Any of these options will make sure all other interconnects but TCP are ignored.
IntelMPI and SLURM¶
To get IntelMPI work under SLURM one needs to edit the $ADFBIN/start script and change the value of the I_MPI_PMI_LIBRARY environment variable to point to a correct libpmi library from SLURM.
Corrupted License File¶
You may find that, after having installed the license file, the program still does not run and prints a message “LICENSE CORRUPT”. There are a few possible causes. To explain how this error may come about, and how you overcome it, a few words on license files.

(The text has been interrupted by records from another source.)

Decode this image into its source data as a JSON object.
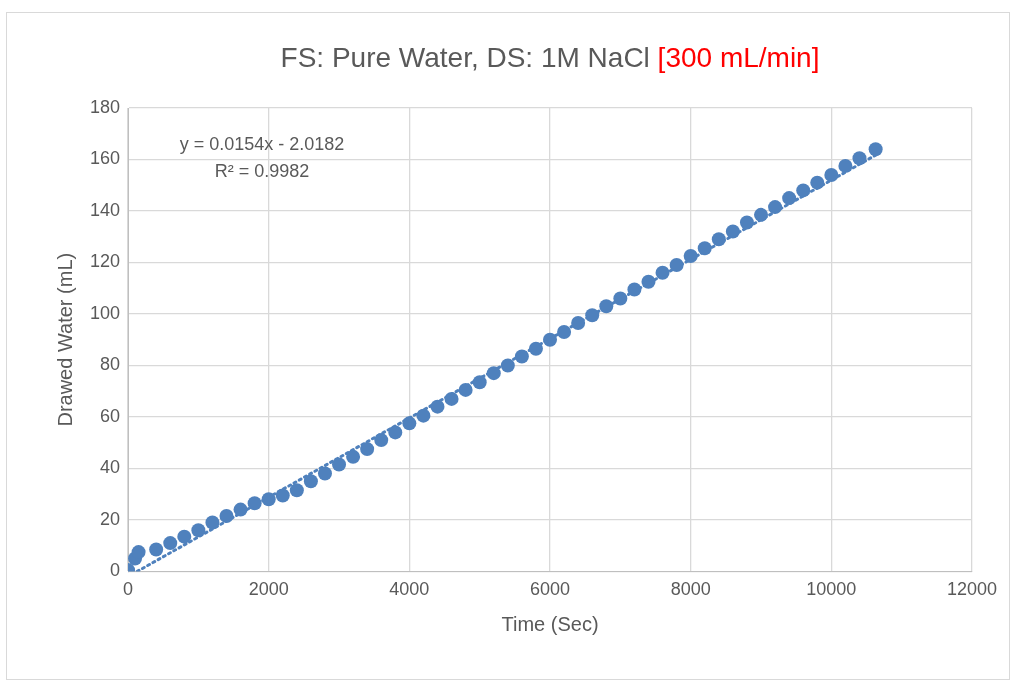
{
  "chart_data": {
    "type": "scatter",
    "title": "FS: Pure Water, DS: 1M NaCl",
    "subtitle": "[300 mL/min]",
    "xlabel": "Time (Sec)",
    "ylabel": "Drawed Water (mL)",
    "annotations": [
      "y = 0.0154x - 2.0182",
      "R² = 0.9982"
    ],
    "xlim": [
      0,
      12000
    ],
    "xticks": [
      0,
      2000,
      4000,
      6000,
      8000,
      10000,
      12000
    ],
    "ylim": [
      0,
      180
    ],
    "yticks": [
      0,
      20,
      40,
      60,
      80,
      100,
      120,
      140,
      160,
      180
    ],
    "grid": true,
    "series": [
      {
        "color": "#4f81bd",
        "marker": "circle",
        "x": [
          0,
          100,
          150,
          400,
          600,
          800,
          1000,
          1200,
          1400,
          1600,
          1800,
          2000,
          2200,
          2400,
          2600,
          2800,
          3000,
          3200,
          3400,
          3600,
          3800,
          4000,
          4200,
          4400,
          4600,
          4800,
          5000,
          5200,
          5400,
          5600,
          5800,
          6000,
          6200,
          6400,
          6600,
          6800,
          7000,
          7200,
          7400,
          7600,
          7800,
          8000,
          8200,
          8400,
          8600,
          8800,
          9000,
          9200,
          9400,
          9600,
          9800,
          10000,
          10200,
          10400,
          10630
        ],
        "values": [
          0.5,
          5,
          7.5,
          8.5,
          11,
          13.5,
          16,
          19,
          21.5,
          24,
          26.5,
          28,
          29.5,
          31.5,
          35,
          38,
          41.5,
          44.5,
          47.5,
          51,
          54,
          57.5,
          60.5,
          64,
          67,
          70.5,
          73.5,
          77,
          80,
          83.5,
          86.5,
          90,
          93,
          96.5,
          99.5,
          103,
          106,
          109.5,
          112.5,
          116,
          119,
          122.5,
          125.5,
          129,
          132,
          135.5,
          138.5,
          141.5,
          145,
          148,
          151,
          154,
          157.5,
          160.5,
          164
        ]
      },
      {
        "type": "line",
        "color": "#4f81bd",
        "marker": "none",
        "line_style": "dotted",
        "x": [
          131,
          10630
        ],
        "values": [
          0,
          161.7
        ]
      }
    ]
  }
}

Each license file consists of pairs of lines. The first of each pair is text that states in a human-readable format a couple of typical aspects: A ‘feature’ that you are allowed to use (for instance ‘ADF’), the expiration date, a (maximum) release (version) number of the software and so on. The second line contains the same information in encrypted format: a long string of characters that appear to make little sense. The program reads the license file and checks, with its internal encrypting formulas, that the two lines match. If not, it stops and prints a “LICENSE CORRUPT” message.
So, there are two common reasons why this may happen:
You can use the fixlic utility to try to fix this automatically. Please be aware that the fixlic utility will try to fix the file pointed to by the $SCMLICENSE environment variable and replace it with the fixed copy. Thus, you need to make a backup of your license file first and you need to have write permissions for it.
cp $SCMLICENSE $SCMLICENSE.backup
$ADFBIN/fixlic
Windows: running jobs from the command line¶
In order to run ADF or any other program from the package without the GUI, navigate to the ADF installation directory and double click the adf_command_file.bat file. It will start a Windows command interpreter and set up the environment specific for that installation of ADF. Once it has started, cd to your jobs directory by entering the following commands at the prompt:
C:
cd \ADF_DATA
Then, run your job as follows (assuming the job is called h2o):
sh h2o.job
You can also prepare a job from a .adf file and run it using only two commands:
sh adfprep -t h2o.adf -j h2o > h2o.job
sh h2o.job
Please note that you do need to use sh in the commands above because both h2o.job and adfprep are shell scripts and, thus, they must be interpreted by a shell.